Orbital characteristics
- Epoch 23 March 2018 (JD 2458200.5)
- Uncertainty parameter 0
- Observation arc: 65.60 yr (23,961 d)
- Aphelion: 4.4786 AU
- Perihelion: 3.4219 AU
- Semi-major axis: 3.9502 AU
- Eccentricity: 0.1338
- Orbital period (sidereal): 7.85 yr (2,868 d)
- Mean anomaly: 65.499°
- Mean motion: 0° 7^{m} 31.8^{s} / day
- Inclination: 3.0995°
- Longitude of ascending node: 160.47°
- Argument of perihelion: 20.889°

Physical characteristics
- Mean diameter: 28.461±0.777 km 37.75±2.9 km 42.63±2.24 km
- Synodic rotation period: 87.918±0.4071 h
- Geometric albedo: 0.021±0.002 0.0259±0.005 0.050±0.002
- Spectral type: C (assumed)
- Absolute magnitude (H): 11.70 11.807±0.007 (R) 11.81±0.10

= 4230 van den Bergh =

Hildian asteroid

4230 van den Bergh (prov. designation: ) is a highly elongated Hildian asteroid and member of the Schubart family from the outer regions of the asteroid belt. It was discovered on 19 September 1973, by Dutch astronomer couple Ingrid and Cornelis van Houten at Leiden Observatory, on photographic plates taken by Dutch–American astronomer Tom Gehrels at the Palomar Observatory, California. The assumed carbonaceous C-type asteroid has a very long rotation period of 88 hours and measures approximately 37 km in diameter. It was named for Dutch–Canadian astronomer Sidney Van den Bergh.

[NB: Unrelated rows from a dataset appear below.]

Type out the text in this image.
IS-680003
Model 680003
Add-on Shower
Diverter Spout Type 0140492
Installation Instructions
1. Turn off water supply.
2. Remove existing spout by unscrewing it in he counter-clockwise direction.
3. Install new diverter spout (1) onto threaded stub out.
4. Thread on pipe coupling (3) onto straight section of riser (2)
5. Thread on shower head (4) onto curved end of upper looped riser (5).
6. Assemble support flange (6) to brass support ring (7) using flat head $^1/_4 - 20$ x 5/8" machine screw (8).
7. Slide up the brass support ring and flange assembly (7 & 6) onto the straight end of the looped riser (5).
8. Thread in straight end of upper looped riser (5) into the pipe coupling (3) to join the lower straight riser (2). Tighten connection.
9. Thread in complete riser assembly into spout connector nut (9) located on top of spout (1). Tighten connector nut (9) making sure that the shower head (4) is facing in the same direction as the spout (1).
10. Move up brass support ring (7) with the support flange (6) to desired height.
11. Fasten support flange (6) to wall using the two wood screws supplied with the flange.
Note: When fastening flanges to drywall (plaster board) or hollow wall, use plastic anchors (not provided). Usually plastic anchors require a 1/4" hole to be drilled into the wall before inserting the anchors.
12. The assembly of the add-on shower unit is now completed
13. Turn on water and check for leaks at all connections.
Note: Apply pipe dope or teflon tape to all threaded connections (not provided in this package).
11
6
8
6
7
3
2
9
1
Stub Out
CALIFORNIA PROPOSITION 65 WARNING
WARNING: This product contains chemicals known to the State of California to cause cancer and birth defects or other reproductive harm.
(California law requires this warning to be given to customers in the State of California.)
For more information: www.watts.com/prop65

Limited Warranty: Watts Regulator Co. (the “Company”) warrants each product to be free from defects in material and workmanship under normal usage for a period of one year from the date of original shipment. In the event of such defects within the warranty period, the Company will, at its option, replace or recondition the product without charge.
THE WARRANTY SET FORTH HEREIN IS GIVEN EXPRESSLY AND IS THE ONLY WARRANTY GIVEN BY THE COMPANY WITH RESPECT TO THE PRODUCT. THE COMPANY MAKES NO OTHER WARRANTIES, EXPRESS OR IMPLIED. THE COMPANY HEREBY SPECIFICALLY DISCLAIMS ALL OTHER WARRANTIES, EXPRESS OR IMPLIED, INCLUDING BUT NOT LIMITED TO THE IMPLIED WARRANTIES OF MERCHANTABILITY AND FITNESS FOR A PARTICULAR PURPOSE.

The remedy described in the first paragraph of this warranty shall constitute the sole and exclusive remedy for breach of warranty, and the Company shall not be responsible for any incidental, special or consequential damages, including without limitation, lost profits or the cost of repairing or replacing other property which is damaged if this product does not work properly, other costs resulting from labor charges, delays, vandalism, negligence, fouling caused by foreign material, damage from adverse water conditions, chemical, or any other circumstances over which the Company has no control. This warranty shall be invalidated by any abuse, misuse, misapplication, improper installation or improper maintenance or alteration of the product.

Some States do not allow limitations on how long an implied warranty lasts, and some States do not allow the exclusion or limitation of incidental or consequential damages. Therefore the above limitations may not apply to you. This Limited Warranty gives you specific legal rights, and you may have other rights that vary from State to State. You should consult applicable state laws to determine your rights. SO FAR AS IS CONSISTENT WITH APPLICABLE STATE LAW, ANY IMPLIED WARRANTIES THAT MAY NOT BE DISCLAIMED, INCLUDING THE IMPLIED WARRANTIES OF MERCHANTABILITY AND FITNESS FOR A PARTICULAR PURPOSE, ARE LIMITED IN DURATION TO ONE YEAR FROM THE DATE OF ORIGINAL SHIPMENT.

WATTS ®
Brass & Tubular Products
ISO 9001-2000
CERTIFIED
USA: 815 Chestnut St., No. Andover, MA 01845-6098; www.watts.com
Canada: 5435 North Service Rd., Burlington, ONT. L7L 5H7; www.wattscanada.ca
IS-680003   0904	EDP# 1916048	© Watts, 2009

== Orbit and classification ==

van den Bergh is a member of the Schubart family (002), a small family of a few hundred carbonaceous asteroids located in the dynamical region of the Hilda group. It orbits the Sun in the outer main-belt at a distance of 3.4–4.5 AU once every 7 years and 10 months (2,868 days; semi-major axis of 3.95 AU). Its orbit has an eccentricity of 0.13 and an inclination of 3° with respect to the ecliptic. The body's observation arc begins with a precovery taken at Palomar Observatory in November 1951, nearly 22 years prior to its official discovery observation. While the asteroid was discovered during the second Palomar–Leiden Trojan survey, it did not receive a "T"-prefixed survey designation.

== Naming ==

This minor planet was named after Sidney Van den Bergh (born 1929), Dutch-born Canadian astronomer and former director of the Dominion Astrophysical Observatory. Van den Bergh was the vice president of the International Astronomical Union from 1976 to 1982. The official naming citation was published by the Minor Planet Center on 28 May 1991 (M.P.C. 18307).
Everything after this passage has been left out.